Again, this filter will not purify your water by removing biological, chemical, or heavy metal threats. But it will filter out sediments and particulates. This would be a last-ditch effort if no methods of water purification are available.

5. TAMPON Survival use #5: Wick for improvised candle.

In the photo above, I used the string on a tampon as a wick in an improvised candle that I made from rendered animal fat and a freshwater mussel shell I found down by the creek at Willow Haven. After the string soaked up some of the fat, this candle burned solid for 20 minutes while I took the photos and still had plenty of wick left. Pine sap would have also worked as a fuel.

6. TAMPON Survival Use #6: Cordage. The string attached to a tampon is a cotton twisted cord typically made up of several 4-6″ pieces of twine. Though it’s not much, it is usable cordage. This amount of cordage could easily be used to make a Paiute Deadfall Trap.

I’m sure there are also numerous other uses for small amounts of quality cordage. For example, I also use this cordage in…

7. TAMPON Survival Use #7: Blow dart fletching.

The blow gun certainly has its place in survival history. From native Americans to tribes in New Guinea, the blow gun and primitive darts have put food on the table for thousands of years. They are silent and deadly hunting tools – especially for small game. Oftentimes, especially here in the U.S., natural cotton was used as blow dart fletching. Thus, the cotton from a tampon is a perfect candidate to make cotton-fletched blow darts. I used the string on the tampon to lash it into place on this bamboo skewer.
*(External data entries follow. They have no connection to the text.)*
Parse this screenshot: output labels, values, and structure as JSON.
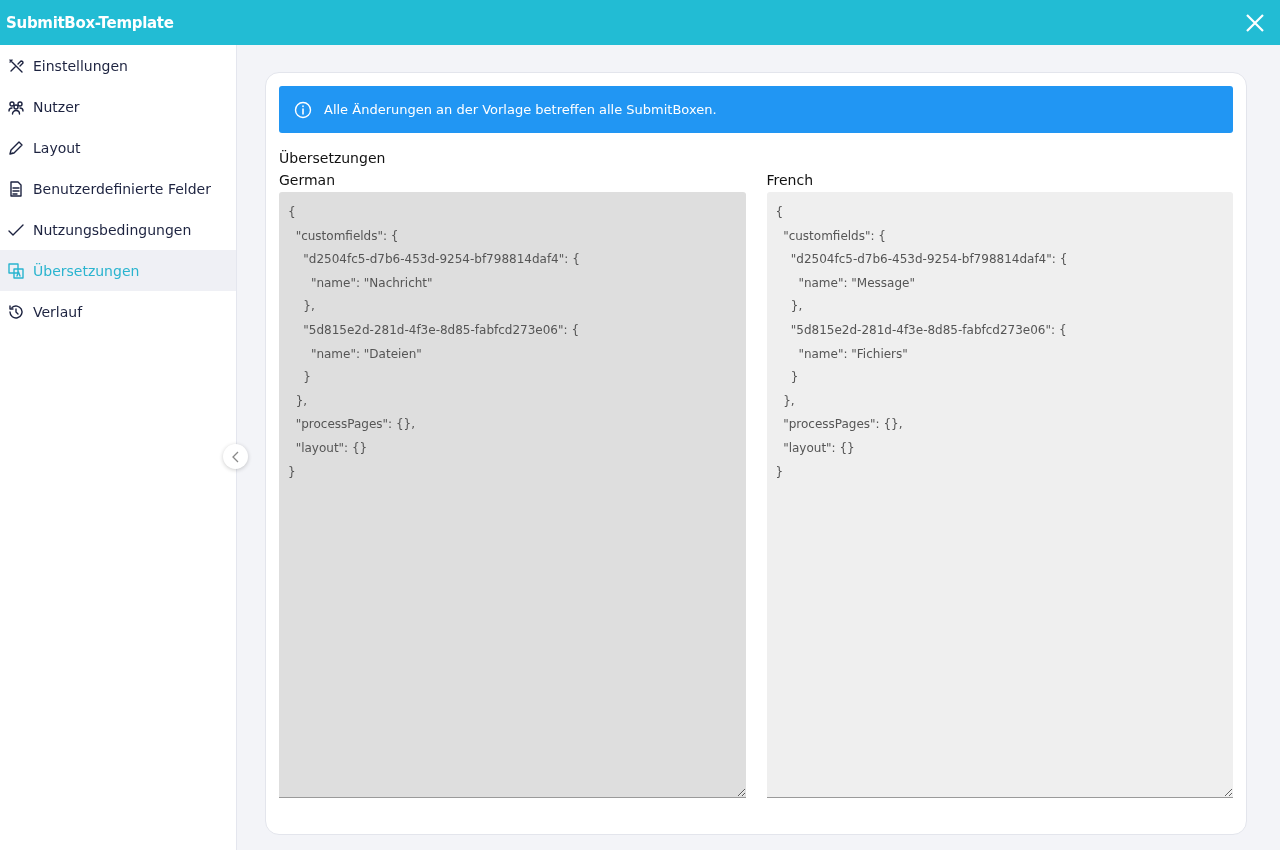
{
  "window": {
    "title": "SubmitBox-Template"
  },
  "sidebar": {
    "items": [
      {
        "label": "Einstellungen",
        "selected": false
      },
      {
        "label": "Nutzer",
        "selected": false
      },
      {
        "label": "Layout",
        "selected": false
      },
      {
        "label": "Benutzerdefinierte Felder",
        "selected": false
      },
      {
        "label": "Nutzungsbedingungen",
        "selected": false
      },
      {
        "label": "Übersetzungen",
        "selected": true
      },
      {
        "label": "Verlauf",
        "selected": false
      }
    ]
  },
  "notice": {
    "text": "Alle Änderungen an der Vorlage betreffen alle SubmitBoxen."
  },
  "section_title": "Übersetzungen",
  "editors": [
    {
      "label": "German",
      "disabled": true,
      "value": "{\n  \"customfields\": {\n    \"d2504fc5-d7b6-453d-9254-bf798814daf4\": {\n      \"name\": \"Nachricht\"\n    },\n    \"5d815e2d-281d-4f3e-8d85-fabfcd273e06\": {\n      \"name\": \"Dateien\"\n    }\n  },\n  \"processPages\": {},\n  \"layout\": {}\n}"
    },
    {
      "label": "French",
      "disabled": false,
      "value": "{\n  \"customfields\": {\n    \"d2504fc5-d7b6-453d-9254-bf798814daf4\": {\n      \"name\": \"Message\"\n    },\n    \"5d815e2d-281d-4f3e-8d85-fabfcd273e06\": {\n      \"name\": \"Fichiers\"\n    }\n  },\n  \"processPages\": {},\n  \"layout\": {}\n}"
    }
  ]
}
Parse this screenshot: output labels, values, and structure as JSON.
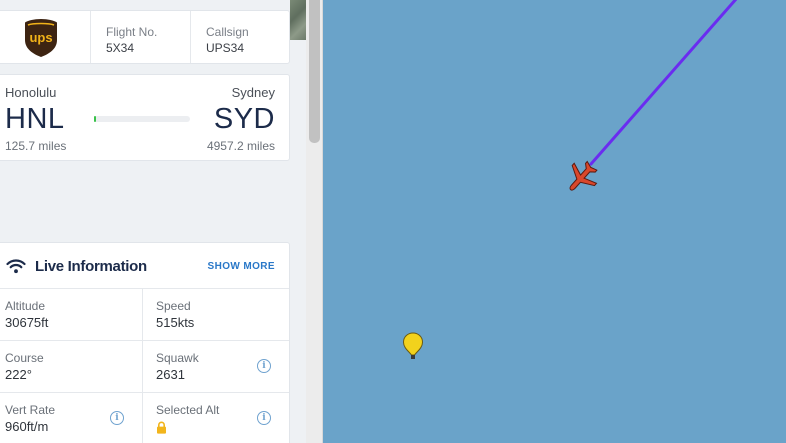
{
  "airline": {
    "logo_text": "ups",
    "flight_no_label": "Flight No.",
    "flight_no": "5X34",
    "callsign_label": "Callsign",
    "callsign": "UPS34"
  },
  "route": {
    "origin_city": "Honolulu",
    "origin_code": "HNL",
    "origin_distance": "125.7 miles",
    "destination_city": "Sydney",
    "destination_code": "SYD",
    "destination_distance": "4957.2 miles",
    "progress_fraction": 0.025,
    "progress_color": "#39c24a"
  },
  "live": {
    "title": "Live Information",
    "show_more": "SHOW MORE",
    "icon": "wifi-icon",
    "altitude_label": "Altitude",
    "altitude": "30675ft",
    "speed_label": "Speed",
    "speed": "515kts",
    "course_label": "Course",
    "course": "222°",
    "squawk_label": "Squawk",
    "squawk": "2631",
    "vert_rate_label": "Vert Rate",
    "vert_rate": "960ft/m",
    "selected_alt_label": "Selected Alt",
    "info_icon_glyph": "i"
  },
  "map": {
    "water_color": "#6aa3c9",
    "track_color": "#6a2cf0",
    "plane_color": "#d9472b",
    "marker_color": "#f2d21c"
  }
}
Watch out, birds and lizards: you may get shot by a tampon-fletched blow dart! For a great article about how to make natural cotton fletched blow darts check out this page:


So what did you decide? In the kit or not in the kit? The only part of the tampon that I didn’t mention was the wrapper/packaging. What uses can you think of for it? Or are there more uses that I didn’t mention?

If nothing else, this post is another lesson in the importance of looking at everyday products through the eyes of a survivalist. Creativity and innovation are critical.

Remember, it’s not IF but WHEN.

P.S.: Was talking to another friend of mine yesterday, Bill Szabo, who happens to be a medic in the National Guard. He also confirmed that it’s common practice to include tampons in military field medic bags and confirmed that he has two in his medic kit for emergency use.